«Programme des belles paroles», «catalogue de mesures sans fil rouge» : le principal parti de l’opposition, le CSV, n’a pas mâché ses mots envers l’accord de coalition.
Déterminée, incisive, mais aussi ironique lorsqu’elle lance «bonne chance à vous Monsieur Bettel ainsi qu’à vos ministres !», Martine Hansen ne s’est pas fait prier pour recadrer la majorité en lui rappelant que son «style direct» était dû au «sang de l’Oesling» qui coule dans ses veines. Elle s’est d’ailleurs encore moins fait prier pour s’en prendre au LSAP qui, lors de son congrès destiné à avaliser l’accord de coalition, avait taxé le CSV de «parti de prêtres».
Alors quand il s’agit de résumer les 246 pages du programme gouvernemental, celle qui incarne le nouveau visage de l’opposition au Parlement n’hésite pas un instant à évoquer «un programme de belles paroles», un «catalogue de mesures sans fil rouge qui les lie entre elles», voire «le programme du vide politique» ou «un programme sans chiffres en termes de coûts».

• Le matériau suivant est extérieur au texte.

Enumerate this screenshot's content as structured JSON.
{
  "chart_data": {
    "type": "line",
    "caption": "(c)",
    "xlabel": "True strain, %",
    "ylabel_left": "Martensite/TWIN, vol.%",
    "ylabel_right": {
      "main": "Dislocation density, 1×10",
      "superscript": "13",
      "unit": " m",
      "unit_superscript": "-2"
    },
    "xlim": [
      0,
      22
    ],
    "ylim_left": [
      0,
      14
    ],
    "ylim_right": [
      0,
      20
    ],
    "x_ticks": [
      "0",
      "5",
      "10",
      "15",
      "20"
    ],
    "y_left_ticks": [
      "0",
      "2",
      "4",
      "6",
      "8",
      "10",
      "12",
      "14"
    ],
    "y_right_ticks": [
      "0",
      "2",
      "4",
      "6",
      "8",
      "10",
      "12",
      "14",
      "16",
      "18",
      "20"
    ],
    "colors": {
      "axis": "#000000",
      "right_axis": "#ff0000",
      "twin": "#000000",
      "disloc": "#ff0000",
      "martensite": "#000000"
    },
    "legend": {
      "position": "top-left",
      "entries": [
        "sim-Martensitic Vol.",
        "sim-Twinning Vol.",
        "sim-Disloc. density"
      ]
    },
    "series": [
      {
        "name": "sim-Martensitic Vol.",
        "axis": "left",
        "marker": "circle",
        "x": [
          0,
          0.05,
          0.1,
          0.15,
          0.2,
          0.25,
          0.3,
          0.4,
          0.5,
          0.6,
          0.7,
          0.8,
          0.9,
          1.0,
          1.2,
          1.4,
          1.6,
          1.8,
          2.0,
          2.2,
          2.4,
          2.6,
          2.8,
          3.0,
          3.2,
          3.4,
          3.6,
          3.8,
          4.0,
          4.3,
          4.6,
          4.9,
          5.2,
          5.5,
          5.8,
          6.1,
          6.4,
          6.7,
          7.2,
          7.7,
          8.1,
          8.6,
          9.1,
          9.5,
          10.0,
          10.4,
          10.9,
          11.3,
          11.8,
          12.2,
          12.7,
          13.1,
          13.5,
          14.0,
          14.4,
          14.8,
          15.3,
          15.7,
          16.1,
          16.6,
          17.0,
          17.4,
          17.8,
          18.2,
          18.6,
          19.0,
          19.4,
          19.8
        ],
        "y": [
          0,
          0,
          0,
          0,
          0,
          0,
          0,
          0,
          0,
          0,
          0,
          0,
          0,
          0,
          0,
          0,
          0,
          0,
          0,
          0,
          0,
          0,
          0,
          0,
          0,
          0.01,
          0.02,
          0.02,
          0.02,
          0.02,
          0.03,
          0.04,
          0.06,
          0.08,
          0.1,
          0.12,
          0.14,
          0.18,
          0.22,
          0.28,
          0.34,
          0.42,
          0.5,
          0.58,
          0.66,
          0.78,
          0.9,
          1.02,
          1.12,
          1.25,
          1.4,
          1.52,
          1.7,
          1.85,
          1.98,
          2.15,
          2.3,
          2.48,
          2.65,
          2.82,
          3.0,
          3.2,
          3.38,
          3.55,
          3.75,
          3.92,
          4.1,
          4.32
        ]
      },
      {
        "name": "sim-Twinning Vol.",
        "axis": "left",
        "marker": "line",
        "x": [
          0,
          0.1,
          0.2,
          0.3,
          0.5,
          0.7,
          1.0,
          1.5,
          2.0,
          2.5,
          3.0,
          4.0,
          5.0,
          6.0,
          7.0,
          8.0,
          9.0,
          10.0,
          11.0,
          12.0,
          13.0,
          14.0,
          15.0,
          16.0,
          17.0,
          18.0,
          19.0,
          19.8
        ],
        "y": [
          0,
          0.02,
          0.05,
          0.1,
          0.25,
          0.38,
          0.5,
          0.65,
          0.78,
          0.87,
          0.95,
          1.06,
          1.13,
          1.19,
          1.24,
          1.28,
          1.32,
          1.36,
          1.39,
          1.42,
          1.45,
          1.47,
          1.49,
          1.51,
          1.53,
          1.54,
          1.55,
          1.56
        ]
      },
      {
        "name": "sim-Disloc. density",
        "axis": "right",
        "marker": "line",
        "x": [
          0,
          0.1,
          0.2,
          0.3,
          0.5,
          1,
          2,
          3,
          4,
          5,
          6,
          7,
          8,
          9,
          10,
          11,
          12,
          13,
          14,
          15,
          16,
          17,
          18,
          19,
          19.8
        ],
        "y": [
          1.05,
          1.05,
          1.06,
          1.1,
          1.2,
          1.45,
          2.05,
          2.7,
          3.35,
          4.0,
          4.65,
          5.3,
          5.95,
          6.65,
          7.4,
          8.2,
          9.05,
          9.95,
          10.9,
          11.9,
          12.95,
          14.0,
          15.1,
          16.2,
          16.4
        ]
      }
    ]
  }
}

«Aucune vision globale pour l’avenir»
Et pour bien signifier son nouveau rôle au chef du gouvernement, la cheffe de la fraction chrétienne-sociale a soigneusement repris le slogan électoral du Parti démocratique du Premier ministre («Zukunft op Lëtzebuergesch»/«L’avenir en luxembourgeois»), en estimant que le DP n’avait «aucune vision globale de l’avenir».
Pour argumenter son propos, Martine Hansen a commencé son travail «d’opposition constructive et critique» en signalant que le programme gouvernemental n’abordait aucunement la croissance économique d’un point de vue qualitatif, notion qui, selon elle, aurait dû se poser en tant que fil conducteur tout au long des 246 pages. «Premièrement, on ne parle que de croissance économique quantitative, liée au PIB, dans ce programme. Deuxièmement, on se focalise sur les nouveaux avantages d’ordre pécuniaire que percevront les citoyens… mais il faut qu’un programme gouvernemental ait une approche plus large !», s’est-elle exclamée.
Avant, pour la première femme cheffe de la fraction CSV de l’histoire, de s’attaquer à plusieurs mesures bien précises. À commencer par celle de la gratuité des transports publics (à partir de 2020) : «Monsieur le Premier ministre est content que toute la planète parle du Grand-Duché à cause de cette annonce. Mais comment sera donc financée cette mesure ? Eh bien, elle le sera par la réduction des frais de déplacement forfaitaires qui est annoncée dans le programme !», a-t-elle lancé.
Transports et tampons, un «lien improbable»
La banderille aura eu pour effet de provoquant une réaction immédiate et indignée du ministre de la Mobilité, François Bausch, qui a tout aussi vivement réfuté ce propos : «Cela fait une semaine que vous dites des inexactitudes (NDLR : dans les médias). La gratuité des transports publics ne sera pas financée de cette façon !», a-t-il rétorqué.
Mais le sang «nordique» de Martine Hansen n’a fait qu’un tour et la réponse à… la réponse a fusé : «Monsieur Bausch, si les deux mesures figurent dans le même paragraphe, ce n’est certainement pas parce que la réduction des frais de déplacement forfaitaires servira à financer la baisse de la TVA sur les tampons hygiéniques ! Ce lien est improbable !»
Outre cet échange, qui augure des joutes verbales «de choc», entre majorité et opposition, le CSV mené par Martine Hansen aura encore tapé sur les politiques éducatives menées jusque-là par le ministre Claude Meisch (DP), sur «le peu de courage affiché» dans le programme gouvernemental du ministre de l’Énergie, Claude Turmes, par rapport au tourisme à la pompe et aux mesures, jugées «vagues», relatives au diesel, ou encore sur l’annonce de la légalisation – ou de la dépénalisation – du cannabis récréatif.